"Well," said the tramp, "if this ain't a wild-goose chase I dunno what you calls it. Here you've gone an' took me away from my happy home, an' brought me across the ragin' Atlantic, an' dumped me in a moth-eaten little village where there ain't nothin' fit to drink, all because I happened to chum with a Bishop."

"You seem to forget," said Marchmont, "that it was you who came to me, offering to sell your friends and their secrets for a sufficient remuneration."

"So I did," said the tramp; "but it was revenge, that's what it was—revenge. I was deserted in a furrin land, with just my board-bill paid, and not a penny to bless myself with."

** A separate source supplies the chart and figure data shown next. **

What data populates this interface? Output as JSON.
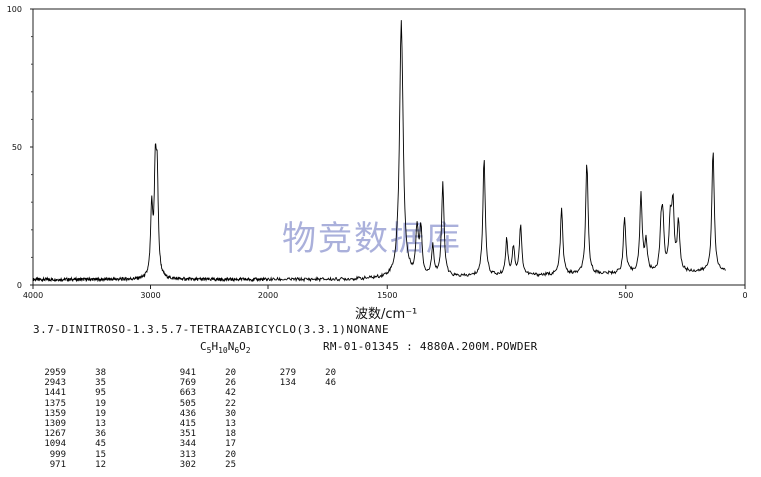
{
  "chart_data": {
    "type": "line",
    "title": "",
    "xlabel": "波数/cm⁻¹",
    "ylabel": "",
    "xlim": [
      4000,
      0
    ],
    "ylim": [
      0,
      100
    ],
    "x_ticks": [
      4000,
      3000,
      2000,
      1500,
      500,
      0
    ],
    "x_tick_labels": [
      "4000",
      "3000",
      "2000",
      "1500",
      "500",
      "0"
    ],
    "y_ticks": [
      0,
      50,
      100
    ],
    "y_tick_labels": [
      "0",
      "50",
      "100"
    ],
    "grid": false,
    "baseline": 2,
    "series": [
      {
        "peaks": [
          {
            "x": 2959,
            "y": 38
          },
          {
            "x": 2943,
            "y": 35
          },
          {
            "x": 2990,
            "y": 26
          },
          {
            "x": 1441,
            "y": 95
          },
          {
            "x": 1375,
            "y": 19
          },
          {
            "x": 1359,
            "y": 19
          },
          {
            "x": 1309,
            "y": 13
          },
          {
            "x": 1267,
            "y": 36
          },
          {
            "x": 1094,
            "y": 45
          },
          {
            "x": 999,
            "y": 15
          },
          {
            "x": 971,
            "y": 12
          },
          {
            "x": 941,
            "y": 20
          },
          {
            "x": 769,
            "y": 26
          },
          {
            "x": 663,
            "y": 42
          },
          {
            "x": 505,
            "y": 22
          },
          {
            "x": 436,
            "y": 30
          },
          {
            "x": 415,
            "y": 13
          },
          {
            "x": 351,
            "y": 18
          },
          {
            "x": 344,
            "y": 17
          },
          {
            "x": 313,
            "y": 20
          },
          {
            "x": 302,
            "y": 25
          },
          {
            "x": 279,
            "y": 20
          },
          {
            "x": 134,
            "y": 46
          }
        ]
      }
    ]
  },
  "watermark": "物竞数据库",
  "compound_name": "3.7-DINITROSO-1.3.5.7-TETRAAZABICYCLO(3.3.1)NONANE",
  "formula": {
    "c": "C",
    "c_n": "5",
    "h": "H",
    "h_n": "10",
    "n": "N",
    "n_n": "6",
    "o": "O",
    "o_n": "2"
  },
  "sample_info": "RM-01-01345 : 4880A.200M.POWDER",
  "peak_table": [
    [
      [
        "2959",
        "38"
      ],
      [
        "2943",
        "35"
      ],
      [
        "1441",
        "95"
      ],
      [
        "1375",
        "19"
      ],
      [
        "1359",
        "19"
      ],
      [
        "1309",
        "13"
      ],
      [
        "1267",
        "36"
      ],
      [
        "1094",
        "45"
      ],
      [
        "999",
        "15"
      ],
      [
        "971",
        "12"
      ]
    ],
    [
      [
        "941",
        "20"
      ],
      [
        "769",
        "26"
      ],
      [
        "663",
        "42"
      ],
      [
        "505",
        "22"
      ],
      [
        "436",
        "30"
      ],
      [
        "415",
        "13"
      ],
      [
        "351",
        "18"
      ],
      [
        "344",
        "17"
      ],
      [
        "313",
        "20"
      ],
      [
        "302",
        "25"
      ]
    ],
    [
      [
        "279",
        "20"
      ],
      [
        "134",
        "46"
      ]
    ]
  ]
}
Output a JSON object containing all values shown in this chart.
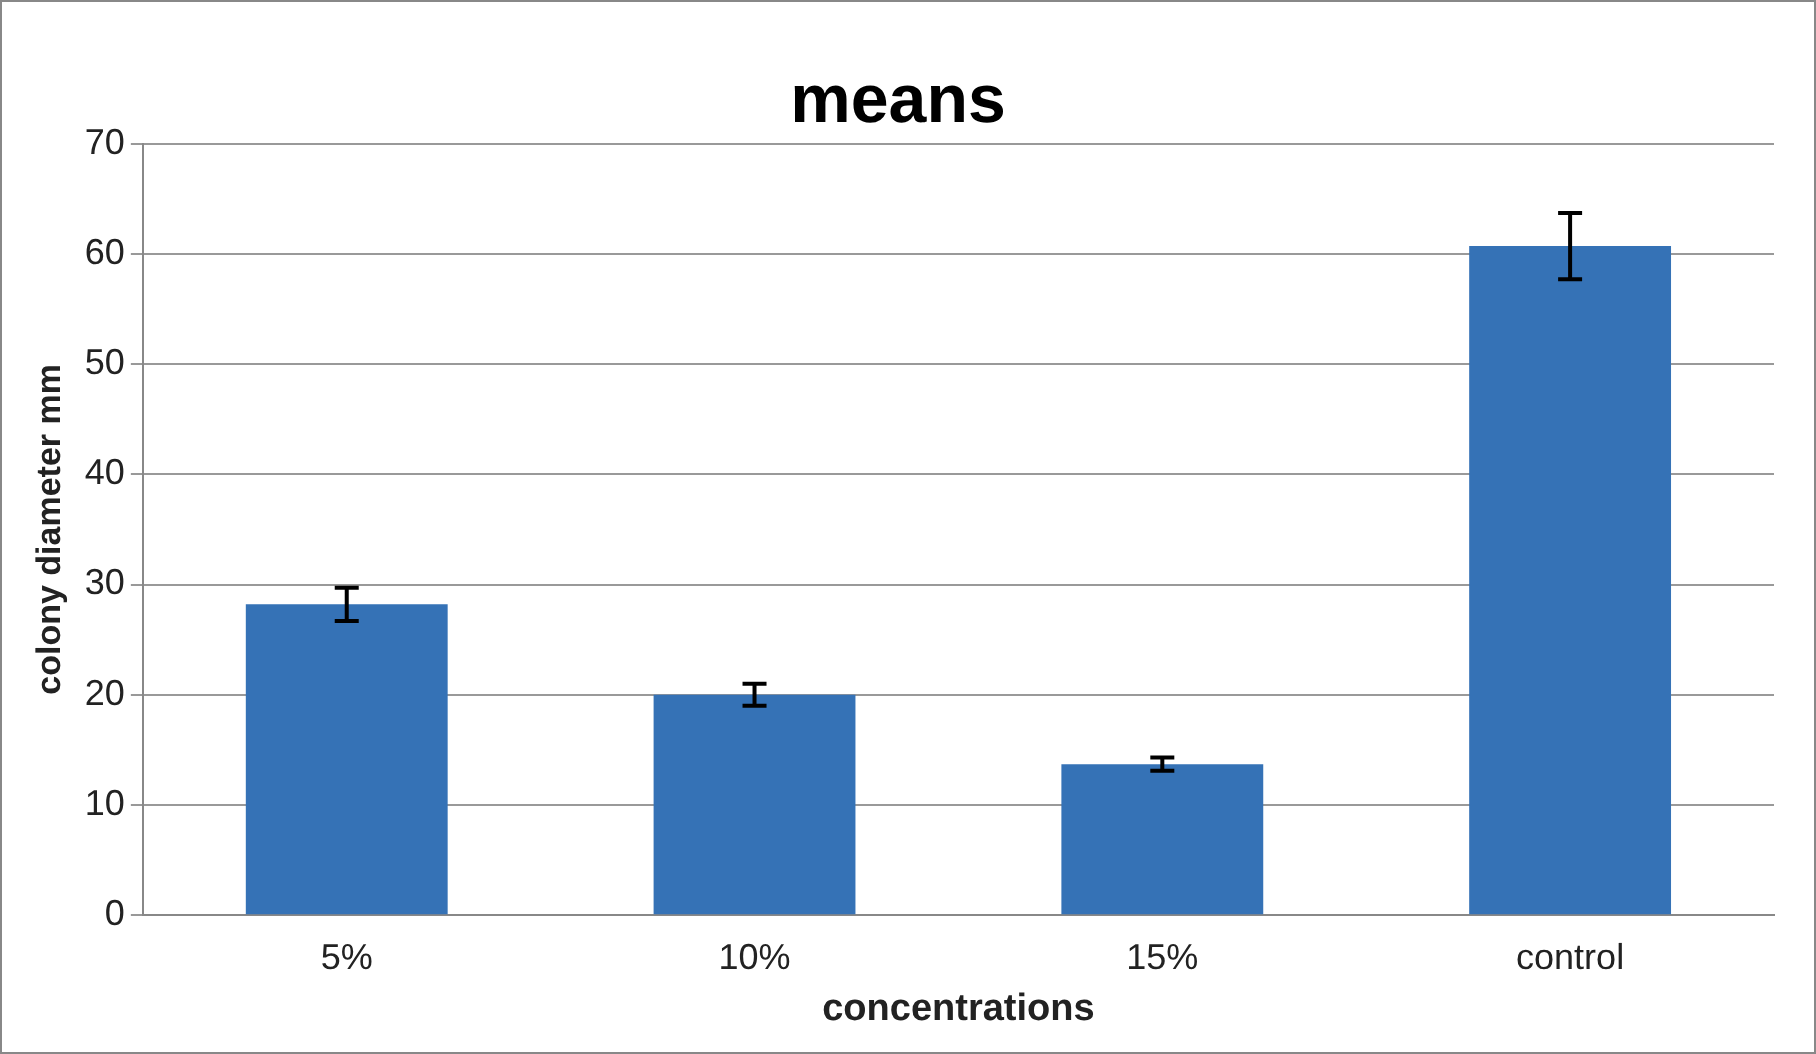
{
  "chart_data": {
    "type": "bar",
    "title": "means",
    "xlabel": "concentrations",
    "ylabel": "colony diameter mm",
    "categories": [
      "5%",
      "10%",
      "15%",
      "control"
    ],
    "values": [
      28.2,
      20.0,
      13.7,
      60.7
    ],
    "errors": [
      1.5,
      1.0,
      0.6,
      3.0
    ],
    "color": "#3572b6",
    "ylim": [
      0,
      70
    ],
    "yticks": [
      0,
      10,
      20,
      30,
      40,
      50,
      60,
      70
    ],
    "grid": "y",
    "legend": false
  }
}
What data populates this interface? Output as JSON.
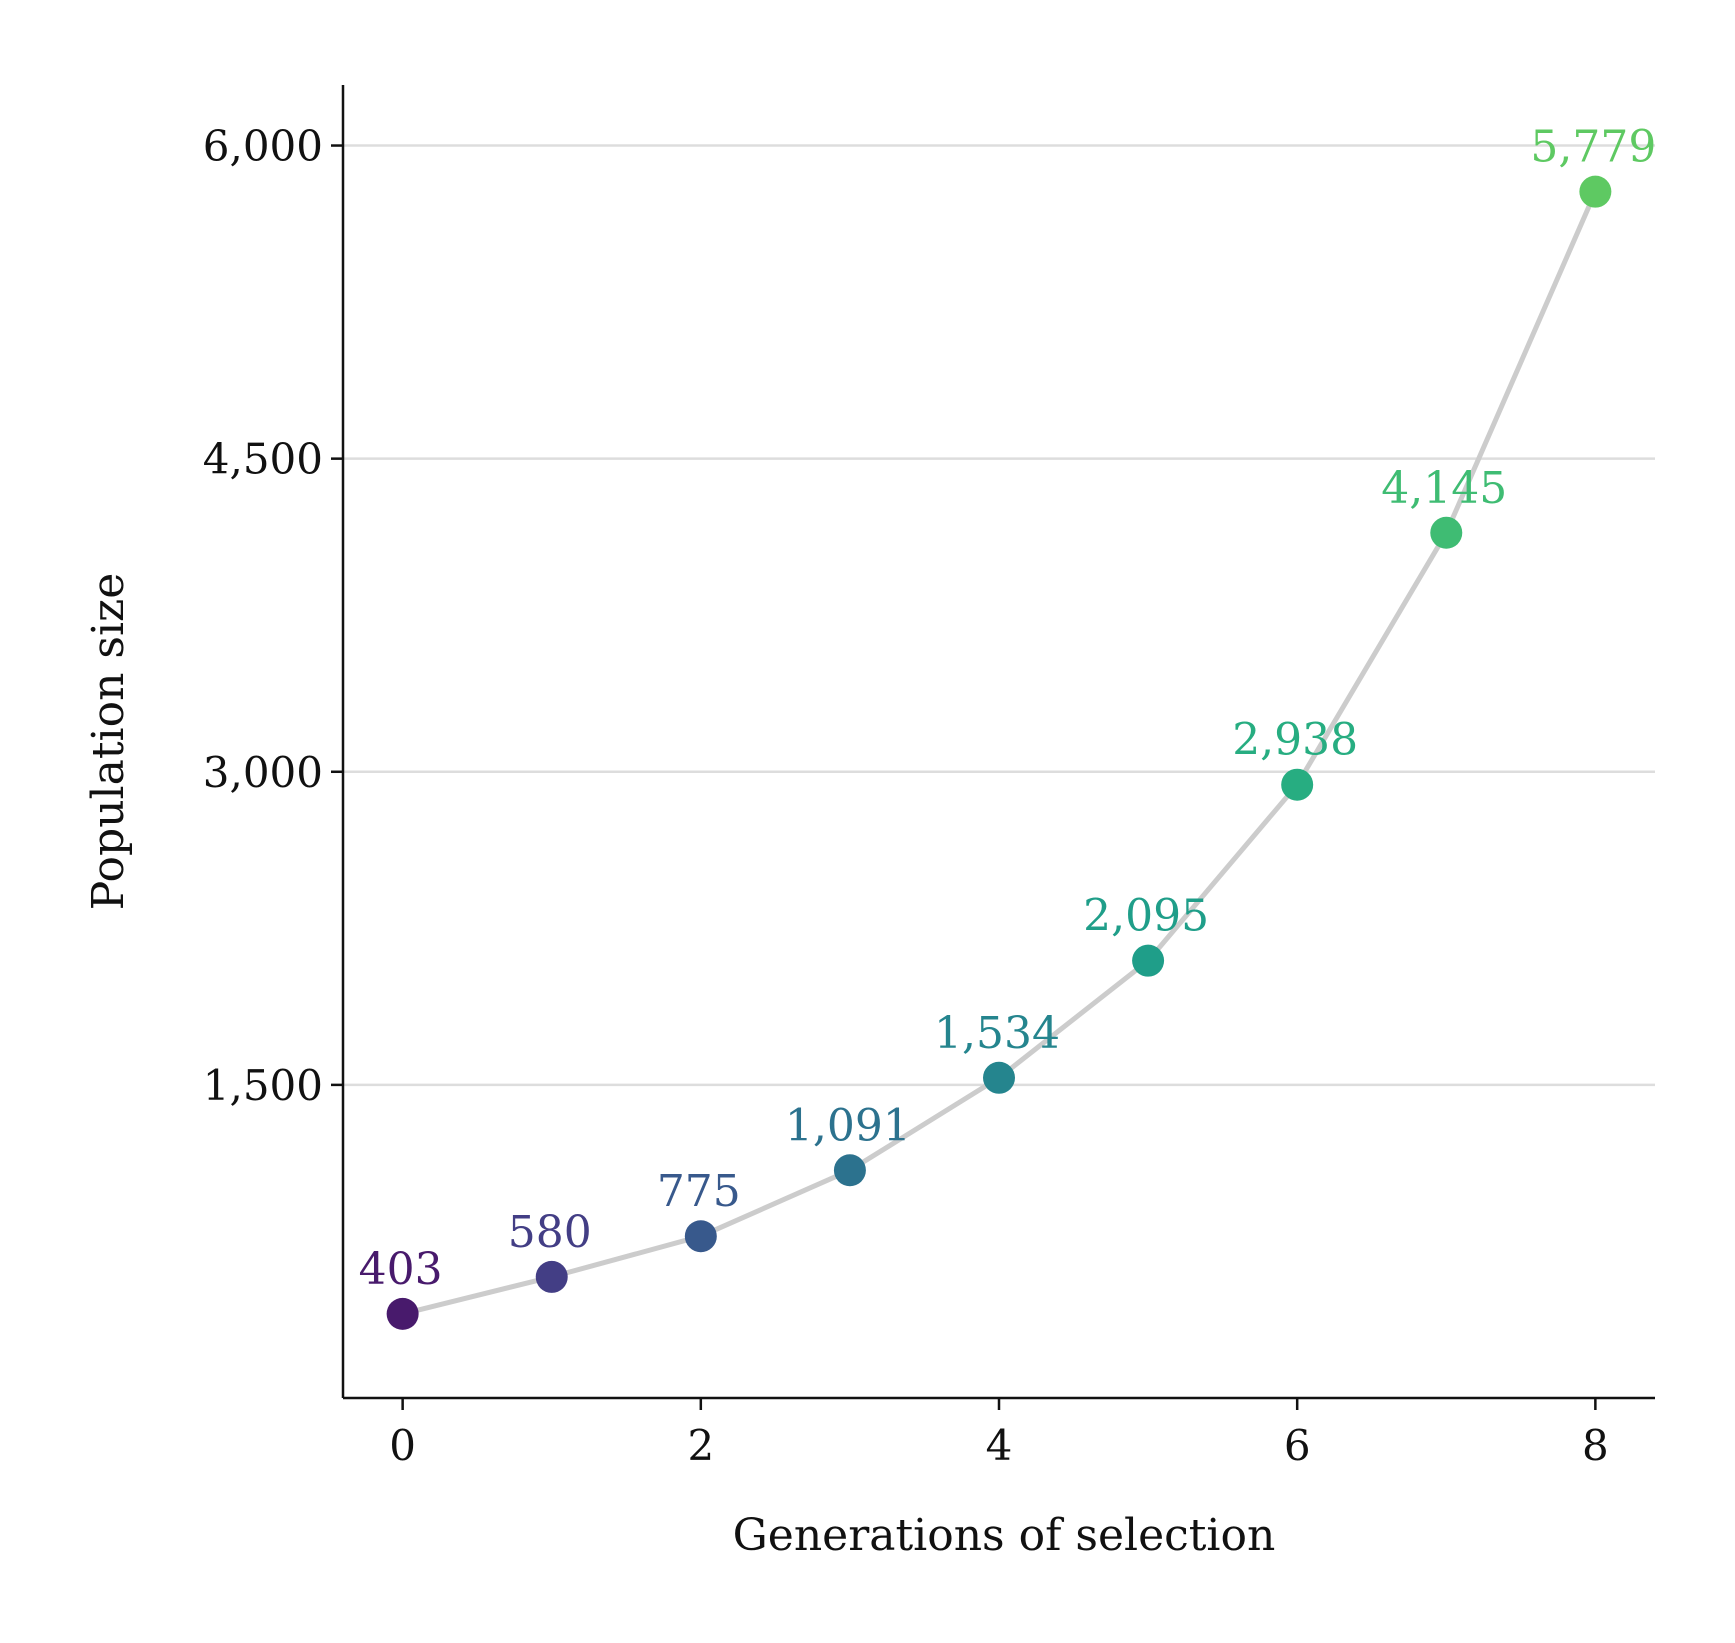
{
  "chart_data": {
    "type": "line",
    "title": "",
    "xlabel": "Generations of selection",
    "ylabel": "Population size",
    "x": [
      0,
      1,
      2,
      3,
      4,
      5,
      6,
      7,
      8
    ],
    "series": [
      {
        "values": [
          403,
          580,
          775,
          1091,
          1534,
          2095,
          2938,
          4145,
          5779
        ],
        "labels": [
          "403",
          "580",
          "775",
          "1,091",
          "1,534",
          "2,095",
          "2,938",
          "4,145",
          "5,779"
        ],
        "line_color": "#cccccc",
        "point_colors": [
          "#481a6c",
          "#433e85",
          "#38598c",
          "#2c728e",
          "#25858e",
          "#1f9e89",
          "#27ad81",
          "#3fbc73",
          "#5ec962"
        ]
      }
    ],
    "xlim": [
      -0.4,
      8.4
    ],
    "ylim": [
      0,
      6290
    ],
    "x_ticks": [
      0,
      2,
      4,
      6,
      8
    ],
    "x_tick_labels": [
      "0",
      "2",
      "4",
      "6",
      "8"
    ],
    "y_ticks": [
      1500,
      3000,
      4500,
      6000
    ],
    "y_tick_labels": [
      "1,500",
      "3,000",
      "4,500",
      "6,000"
    ],
    "grid": "horizontal",
    "grid_color": "#dddddd",
    "legend": "none"
  }
}
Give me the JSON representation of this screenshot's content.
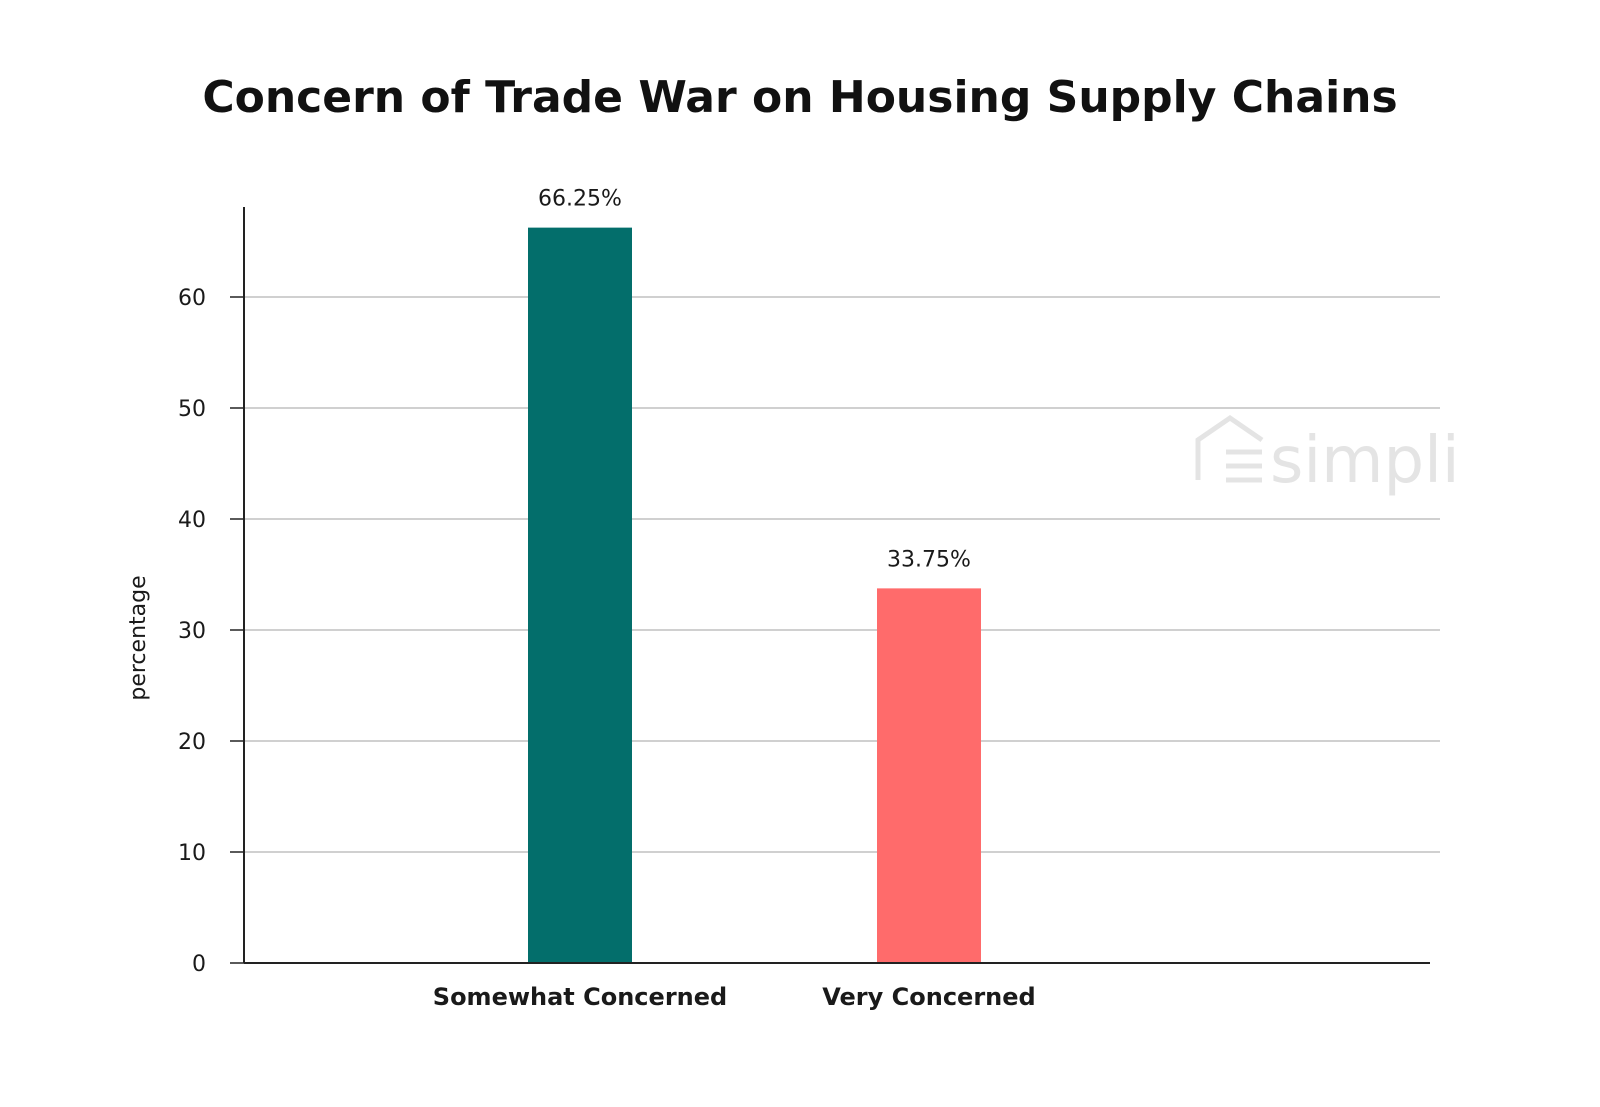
{
  "chart_data": {
    "type": "bar",
    "title": "Concern of Trade War on Housing Supply Chains",
    "xlabel": "",
    "ylabel": "percentage",
    "categories": [
      "Somewhat Concerned",
      "Very Concerned"
    ],
    "values": [
      66.25,
      33.75
    ],
    "data_labels": [
      "66.25%",
      "33.75%"
    ],
    "colors": [
      "#036e6b",
      "#ff6b6b"
    ],
    "ylim": [
      0,
      70
    ],
    "yticks": [
      0,
      10,
      20,
      30,
      40,
      50,
      60
    ],
    "grid": true,
    "legend": "none"
  },
  "watermark": {
    "text": "simpli",
    "icon": "house-logo-icon"
  }
}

"Ah," said Marchmont. "That's the reason, I suppose, why you came from Montreal to New York in a parlour car."

The tramp sighed despondently, saying:

"Now whoever told you that, boss?"

"Nobody. I found the Pullman check in your coat-pocket when I was looking for my diamond ring, which you'd absent-mindedly placed there."

"Humph!" replied the other. "There ain't no foolin' you!"

"I should be a pretty poor journalist if there were," said his employer. "Now give me the story again, and see if you can get it straight."

"Well, there ain't nothin' much to tell, 'cept I was carried off by them Spanish conspirators in mistake for a lady, which I in no-wise resembles, an' the bloke as was the head of the gang was allus called the Bishop, and a pretty rum Bishop he was."